If you want to have a meaningful conversation with the company’s executive, you need to have a meaningful conversation with the Gatekeeper first. Now that you’ve researched the company background, start your conversation with the Gatekeeper about the company’s great accomplishments. For example, say things like, “Emily, your company has been in the architect business for 19 years and won the best-architect-in-the-USA award two consecutive years. Congratulations! What a great accomplishment!” Opening the conversation this way plows the path to connecting with the Gatekeeper and you are well on your way to having that meaningful conversation. Each Gatekeeper is proud to hear about their company’s great achievements. Avoid cheesy-sounding opening comments such as, “Emily – that’s a wonderful name!” or cheap tricks to directly get through to the executive such as, “Emily, is Beth in? She knows me. I need to speak with her,” or “Emily, Beth and I met at a recent networking event. Is she available?” If you try to start your conversation that way, you’ve lost the opportunity to sell to this company. You cannot trick the Gatekeeper!

4.  Be concise.

Time management is extremely important to the Gatekeeper and every minute counts. Once you have started your conversation with the Gatekeeper, give as much information as needed to present your product while keeping it short and comprehensive. State the purpose of your call clearly and in just a few words. The Gatekeeper wants to spend only minimal time to determine whether your offering is of benefit to the company. Make the first 10 seconds count. That is the time it usually takes for the Gatekeeper to determine if they want to continue to listen to your offer. If you get too wordy, the Gatekeeper will cut you off and you could either lose the meaningful conversation or worse, lose the possibility of achieving any sales with them in the future. It may sound harsh, but the Gatekeeper assumes you will be just as long-winded and wordy with their executive as you are with the Gatekeeper, and they will not allow that to happen. The Gatekeeper will do everything in their power to prevent their executive from spending time on something or someone they have determined as “unnecessary” or, bluntly spoken, “wasting time.”

5.  Convince the Gatekeeper.

Point out the benefits and impact the event you are offering will have on the company. Be concise as you continue your conversation. “Emily, I have something to offer that will grow the productivity of your team. You and your team are working so hard all year long – how nice would it be to treat everyone for a fun team building event at our center?
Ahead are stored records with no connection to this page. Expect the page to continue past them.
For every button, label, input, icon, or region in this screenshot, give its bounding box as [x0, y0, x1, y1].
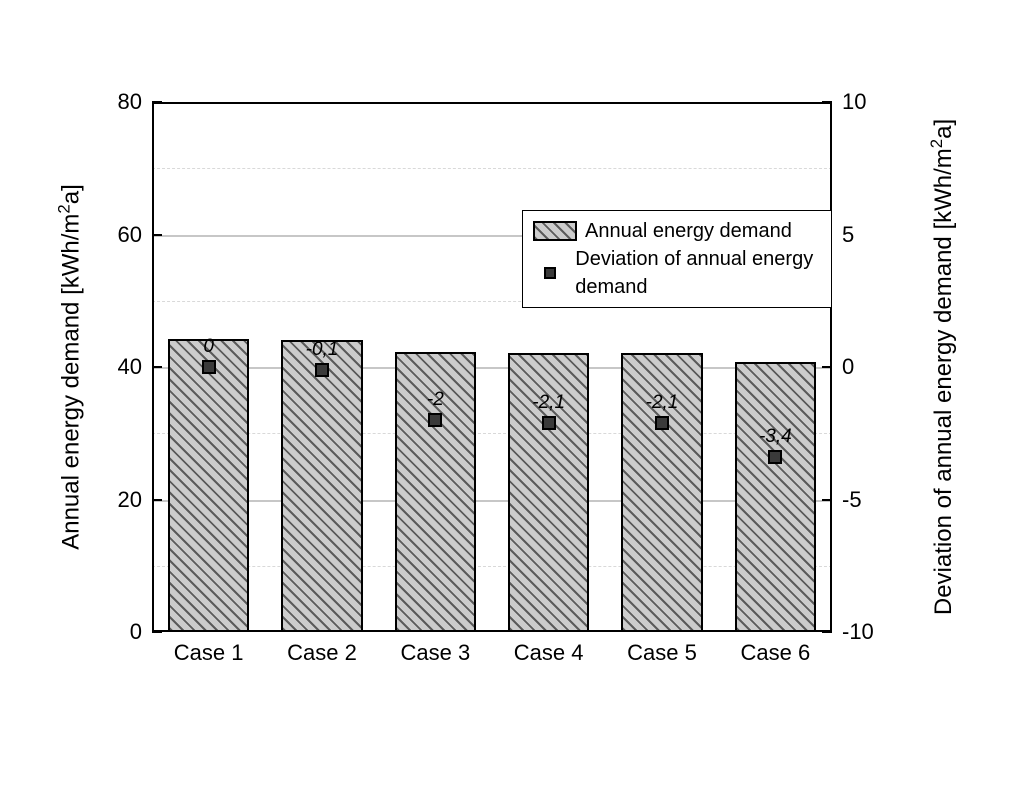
x-tick-label: Case 6: [740, 632, 810, 666]
y-left-tick: [152, 631, 162, 633]
y-left-tick: [152, 101, 162, 103]
x-tick-label: Case 2: [287, 632, 357, 666]
deviation-marker-label: -3,4: [759, 426, 792, 448]
deviation-marker-label: -2,1: [532, 392, 565, 414]
y-left-tick-label: 0: [130, 619, 152, 645]
y-right-tick-label: -10: [832, 619, 874, 645]
y-left-tick-label: 80: [118, 89, 152, 115]
y-right-tick-label: 5: [832, 222, 854, 248]
y-right-tick: [822, 499, 832, 501]
deviation-marker: [768, 450, 782, 464]
plot-area: 020406080-10-50510Case 1Case 2Case 3Case…: [152, 102, 832, 632]
deviation-marker-label: -2: [427, 389, 444, 411]
y-right-tick: [822, 101, 832, 103]
legend-label: Annual energy demand: [585, 217, 792, 245]
legend-swatch-bar: [533, 221, 577, 241]
x-tick-label: Case 1: [174, 632, 244, 666]
deviation-marker: [655, 416, 669, 430]
y-left-tick: [152, 366, 162, 368]
legend-row: Annual energy demand: [533, 217, 821, 245]
y-right-tick-label: -5: [832, 487, 862, 513]
y-right-tick-label: 0: [832, 354, 854, 380]
deviation-marker: [428, 413, 442, 427]
y-left-tick-label: 40: [118, 354, 152, 380]
x-tick-label: Case 5: [627, 632, 697, 666]
legend-label: Deviation of annual energy demand: [575, 245, 821, 301]
y-left-tick-label: 60: [118, 222, 152, 248]
deviation-marker-label: 0: [203, 336, 214, 358]
x-tick-label: Case 3: [400, 632, 470, 666]
legend: Annual energy demandDeviation of annual …: [522, 210, 832, 308]
y-left-axis-title: Annual energy demand [kWh/m2a]: [55, 184, 86, 550]
deviation-marker: [202, 360, 216, 374]
y-left-tick-label: 20: [118, 487, 152, 513]
deviation-marker-label: -2,1: [646, 392, 679, 414]
y-right-tick-label: 10: [832, 89, 866, 115]
deviation-marker-label: -0,1: [306, 339, 339, 361]
x-tick-label: Case 4: [514, 632, 584, 666]
legend-row: Deviation of annual energy demand: [533, 245, 821, 301]
y-right-axis-title: Deviation of annual energy demand [kWh/m…: [927, 119, 958, 615]
legend-swatch-marker: [533, 263, 567, 283]
y-left-tick: [152, 499, 162, 501]
plot-border: [152, 102, 832, 632]
deviation-marker: [315, 363, 329, 377]
y-left-tick: [152, 234, 162, 236]
legend-marker-icon: [544, 267, 556, 279]
deviation-marker: [542, 416, 556, 430]
y-right-tick: [822, 366, 832, 368]
y-right-tick: [822, 631, 832, 633]
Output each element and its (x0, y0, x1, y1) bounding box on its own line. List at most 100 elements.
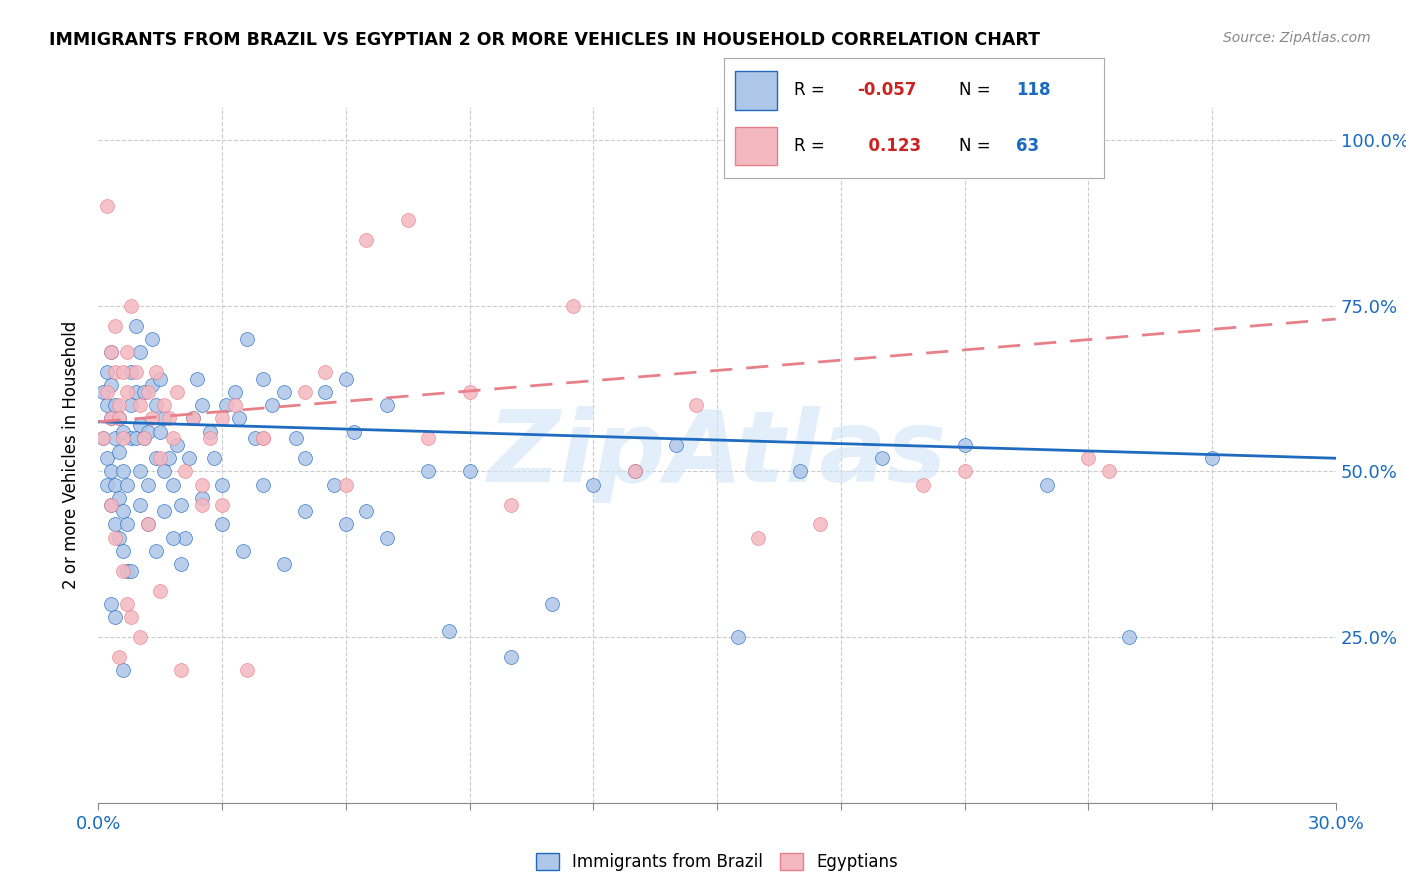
Point (170, 498, 193, 512)
Point (157, 411, 180, 425)
Point (104, 610, 127, 624)
Point (727, 630, 749, 644)
Point (243, 431, 266, 445)
Point (228, 411, 250, 425)
Point (162, 477, 184, 491)
Point (162, 431, 184, 445)
Point (1036, 477, 1059, 491)
Point (104, 365, 127, 379)
Point (117, 564, 139, 578)
Point (314, 384, 336, 399)
Point (124, 365, 146, 379)
Point (128, 418, 150, 433)
Point (273, 558, 295, 572)
Point (128, 630, 150, 644)
Point (112, 504, 135, 518)
Point (96, 451, 118, 466)
Text: 0.123: 0.123 (858, 136, 921, 155)
Point (149, 451, 172, 466)
Point (141, 332, 163, 346)
Point (153, 504, 176, 518)
Point (117, 384, 139, 399)
Point (100, 465, 122, 479)
Point (91, 384, 114, 399)
Point (112, 365, 135, 379)
Point (100, 498, 122, 512)
Point (104, 477, 127, 491)
Text: 63: 63 (1017, 136, 1039, 155)
Point (190, 477, 212, 491)
Point (104, 398, 127, 412)
Point (181, 411, 204, 425)
Point (211, 498, 233, 512)
Point (153, 398, 176, 412)
Point (91, 431, 114, 445)
Point (418, 465, 440, 479)
Point (108, 650, 131, 665)
Point (136, 425, 159, 439)
Point (120, 431, 142, 445)
Point (912, 477, 935, 491)
Point (91, 431, 114, 445)
Point (623, 465, 645, 479)
Point (211, 411, 233, 425)
Point (665, 438, 688, 452)
Point (100, 378, 122, 392)
Point (104, 531, 127, 545)
Point (1077, 451, 1099, 466)
Point (190, 498, 212, 512)
Point (100, 597, 122, 611)
Point (132, 384, 155, 399)
Point (335, 517, 357, 532)
Point (170, 558, 193, 572)
Point (108, 398, 131, 412)
Point (561, 299, 583, 313)
Point (232, 544, 254, 558)
Point (132, 431, 155, 445)
Point (149, 372, 172, 386)
Point (170, 663, 193, 677)
Point (174, 531, 197, 545)
Point (108, 411, 131, 425)
Point (499, 650, 522, 665)
Point (356, 233, 378, 247)
Point (437, 624, 460, 638)
Point (100, 498, 122, 512)
Point (100, 345, 122, 359)
Point (128, 398, 150, 412)
Point (96, 199, 118, 213)
Point (120, 299, 142, 313)
Point (236, 332, 259, 346)
Point (108, 531, 131, 545)
Point (1118, 630, 1140, 644)
Point (623, 465, 645, 479)
Point (236, 663, 259, 677)
Point (100, 411, 122, 425)
Point (128, 345, 150, 359)
Point (356, 504, 378, 518)
Point (396, 212, 419, 227)
Point (141, 378, 163, 392)
Point (120, 610, 142, 624)
Point (190, 491, 212, 505)
Point (294, 504, 316, 518)
Point (418, 431, 440, 445)
Point (541, 597, 564, 611)
Point (145, 544, 167, 558)
Point (112, 425, 135, 439)
Point (458, 465, 481, 479)
Point (252, 431, 274, 445)
Point (124, 384, 146, 399)
Point (582, 477, 605, 491)
Point (314, 365, 336, 379)
Point (202, 451, 225, 466)
Point (124, 431, 146, 445)
Point (153, 465, 176, 479)
Point (108, 444, 131, 458)
Point (198, 431, 221, 445)
Point (96, 477, 118, 491)
Point (224, 384, 246, 399)
Point (685, 398, 707, 412)
Point (190, 398, 212, 412)
Point (953, 465, 976, 479)
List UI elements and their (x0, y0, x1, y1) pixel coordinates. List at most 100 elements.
We have a boardroom in which you could hold your annual planning meeting and afterward you can enjoy great food and a few games of bowling. You could work and play, all at the same time!” That will catch the Gatekeeper’s attention, especially the word “productivity” used in the first sentence. The Gatekeeper always looks for new ways to help with team building and creating an environment that nurtures productivity. If you can convince the Gatekeeper their company needs this event, you are halfway to closing the sale. Why? Because if you convince the Gatekeeper, the Gatekeeper will convince the executive.

Even though you do all five things right, the Gatekeeper may still not let you speak directly with the executive. However, the Gatekeeper may speak with the executive on your behalf and recommend they invest in the presented team building activity at your center and then communicate the decision to you. Leave your business card and check back with the Gatekeeper a few days later if you haven’t heard back. Be sure and wait a few days before you follow up. Executives are extremely busy and often, the Gatekeeper waits for the right moment to approach the executive with the topic. This can take a few days. Be patient and continue to follow up with the Gatekeeper without appearing pushy.

Don’t be disappointed if you don’t get to speak with the executive or decision-maker on your first sale to the company. Instead of going “past” the Gatekeeper, you are going “through” the Gatekeeper on your first sale with them. Rest assured, if the first team building event in your location is a success and a great experience for this company, they will be back for more. When it is time to sell to them again, you may be able to get “past” the Gatekeeper and speak directly with the executive.